Ah, well, at least we have a stackframe.h fix that preserves David's
performance tweak for the deeper pipelined processors. In looking for
this, I did notice that someone did some modification to the SMTC clock
tick logic that I was skeptical had ever been tested. If you've still
got that kernel binary handy, you might check to see if it boots with
maxtcs=1 maxvpes=1, maxtcs=2 maxvpes=1, and/or maxtcs=2 maxvpes=2.
Oh, yes, and Merry Christmas one and all!
On 12/24/10 8:02 AM, Anoop P A wrote:
On Fri, 2010-12-24 at 06:53 -0800, Kevin D. Kissell wrote:
Excellent! Now, does the attached patch (relative to 18.104.22.168) also
fix things, while preserving the other fixes and performance enhancements?
I have tested that patch with 2.6.37 branch it well passes calibration
loop but hangs after switching to mips closource
TC 6 going on-line as CPU 6
Brought up 7 CPUs
bio: create slab<bio-0> at 0
SCSI subsystem initialized
Switching to clocksource MIPS
I Presume this is a different issue as restoring older file didn't help
much to get rid of this hang.
diff --git a/arch/mips/include/asm/stackframe.h
index 58730c5..7fc9f10 100644
@@ -195,9 +195,9 @@
* to cover the pipeline delay.
- mfc0 v1, CP0_TCSTATUS
+ mfc0 v0, CP0_TCSTATUS
- LONG_S v1, PT_TCSTATUS(sp)
+ LONG_S v0, PT_TCSTATUS(sp)
#endif /* CONFIG_MIPS_MT_SMTC */
LONG_S $4, PT_R4(sp)
LONG_S $5, PT_R5(sp)
On 12/24/10 6:39 AM, Anoop P A wrote:
Hi Kevin, Stuart ,
Woohooo You guys spotted !.
http://git.linux-mips.org/?p=linux.git;a=commit;h=d5ec6e3c seems to be
Once I restored previous version of stackframe.h 2.6.33-stable started
On Fri, 2010-12-24 at 04:32 -0800, Kevin D. Kissell wrote:
Thank you, Stuart! I've spotted some definite breakage to SMTC between
those versions.
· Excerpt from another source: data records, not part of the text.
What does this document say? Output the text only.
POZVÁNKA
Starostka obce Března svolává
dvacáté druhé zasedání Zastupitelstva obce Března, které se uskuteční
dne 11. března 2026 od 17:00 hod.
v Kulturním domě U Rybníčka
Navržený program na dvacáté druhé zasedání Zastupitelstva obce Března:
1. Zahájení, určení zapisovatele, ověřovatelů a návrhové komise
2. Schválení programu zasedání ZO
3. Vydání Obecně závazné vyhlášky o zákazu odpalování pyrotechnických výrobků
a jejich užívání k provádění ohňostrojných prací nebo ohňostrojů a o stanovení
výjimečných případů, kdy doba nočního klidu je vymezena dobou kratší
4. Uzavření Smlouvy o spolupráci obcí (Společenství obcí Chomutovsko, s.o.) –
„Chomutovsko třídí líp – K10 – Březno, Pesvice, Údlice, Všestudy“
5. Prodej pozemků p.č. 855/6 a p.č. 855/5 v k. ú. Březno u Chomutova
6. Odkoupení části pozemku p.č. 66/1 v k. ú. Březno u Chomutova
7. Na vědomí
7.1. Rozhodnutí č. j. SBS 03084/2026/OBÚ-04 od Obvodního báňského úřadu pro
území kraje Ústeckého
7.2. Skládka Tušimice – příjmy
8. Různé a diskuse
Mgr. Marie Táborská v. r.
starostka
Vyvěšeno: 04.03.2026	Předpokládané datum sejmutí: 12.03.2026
In arch/mips/include/asm/stackframe.h, someone moved
the store of the Status register value in SAVE_SOME (line 169 or 204,
depending on the version) from two instructions after the mfc0 to a
point after the #ifdef for SMTC, presumably to get better pipelining of
the register access. Unfortunately, the v1 register is also used in the
SMTC-specific fragment to save TCStatus, so the Status value gets
clobbered before it gets stored. This will eventually result in the
Status register getting a TCStatus value, which has some bits on common,
but isn't identical and sooner or later Bad Things will happen.
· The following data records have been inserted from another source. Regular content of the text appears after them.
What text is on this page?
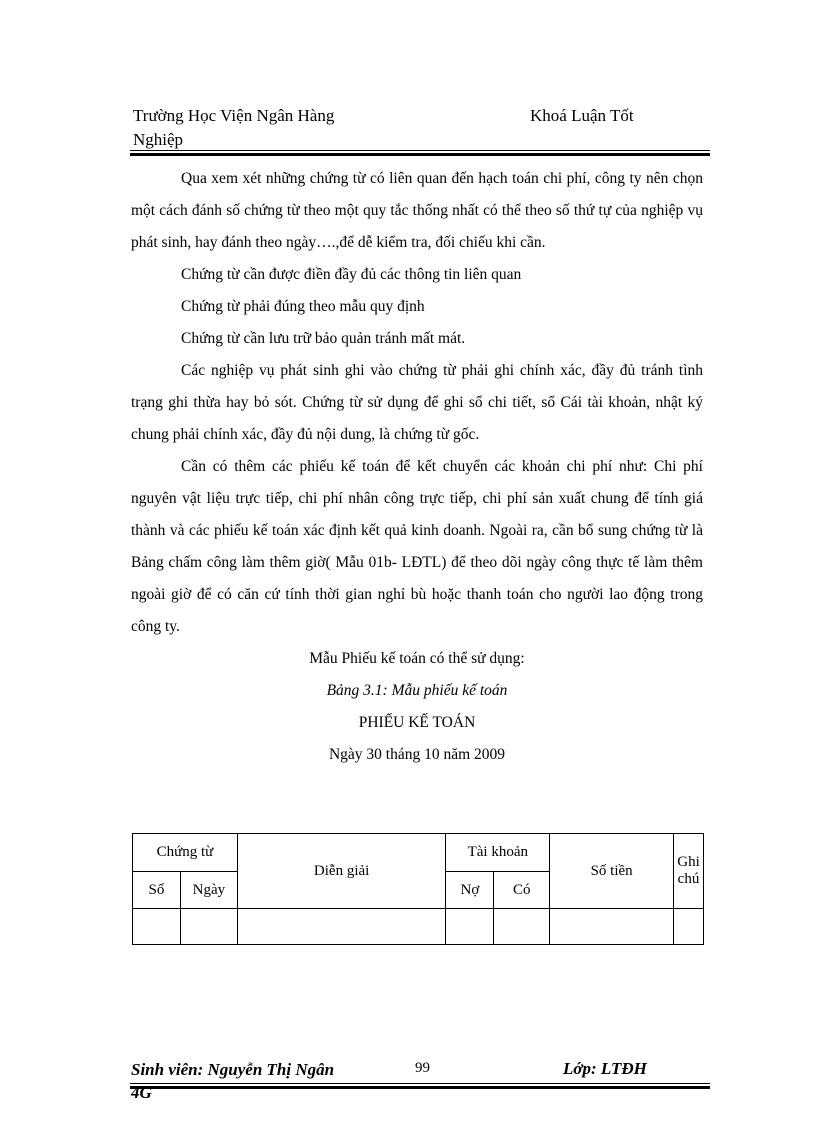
Trường Học Viện Ngân Hàng Nghiệp
Khoá Luận Tốt

Qua xem xét những chứng từ có liên quan đến hạch toán chi phí, công ty nên chọn một cách đánh số chứng từ theo một quy tắc thống nhất có thể theo số thứ tự của nghiệp vụ phát sinh, hay đánh theo ngày….,để dễ kiểm tra, đối chiếu khi cần.

Chứng từ cần được điền đầy đủ các thông tin liên quan

Chứng từ phải đúng theo mẫu quy định

Chứng từ cần lưu trữ bảo quản tránh mất mát.

Các nghiệp vụ phát sinh ghi vào chứng từ phải ghi chính xác, đầy đủ tránh tình trạng ghi thừa hay bỏ sót. Chứng từ sử dụng để ghi sổ chi tiết, sổ Cái tài khoản, nhật ký chung phải chính xác, đầy đủ nội dung, là chứng từ gốc.

Cần có thêm các phiếu kế toán để kết chuyển các khoản chi phí như: Chi phí nguyên vật liệu trực tiếp, chi phí nhân công trực tiếp, chi phí sản xuất chung để tính giá thành và các phiếu kế toán xác định kết quả kinh doanh. Ngoài ra, cần bổ sung chứng từ là Bảng chấm công làm thêm giờ( Mẫu 01b- LĐTL) để theo dõi ngày công thực tế làm thêm ngoài giờ để có căn cứ tính thời gian nghỉ bù hoặc thanh toán cho người lao động trong công ty.

Mẫu Phiếu kế toán có thể sử dụng:

Bảng 3.1: Mẫu phiếu kế toán

PHIẾU KẾ TOÁN

Ngày 30 tháng 10 năm 2009

Chứng từ		Diễn giải	Tài khoản		Số tiền	Ghi chú
Số	Ngày		Nợ	Có		

Sinh viên: Nguyễn Thị Ngân	99	Lớp: LTĐH
4G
I'm a little surprised this wasn't caught by visual inspection of the patch.
Possible solutions would include reverting the store of the CP0_STATUS
value to the block above the #ifdef, or, to retain whatever performance
advantage was obtained by moving the store downward, to use v0/$2
instead of v1/$3, as the staging register for the TCStatus value. I'd
lean toward the second option, but I'm not in a position to test and
submit a patch just now.
On 12/23/10 1:09 PM, STUART VENTERS wrote:
I'm not sure if it's useful,
but finally I got the time to look at the two kernel versions Anoop
works 2.6.32-stable with patch 804
greping for files with CONFIG_MIPS_MT_SMTC
and looking for timer interrupt related stuff found the following
SAVE_SOME SAVE_TEMP get/set_saved_sp
Enclosed are the two subsets of files for a more expert look.
I'll try to look in more detail after Christmas.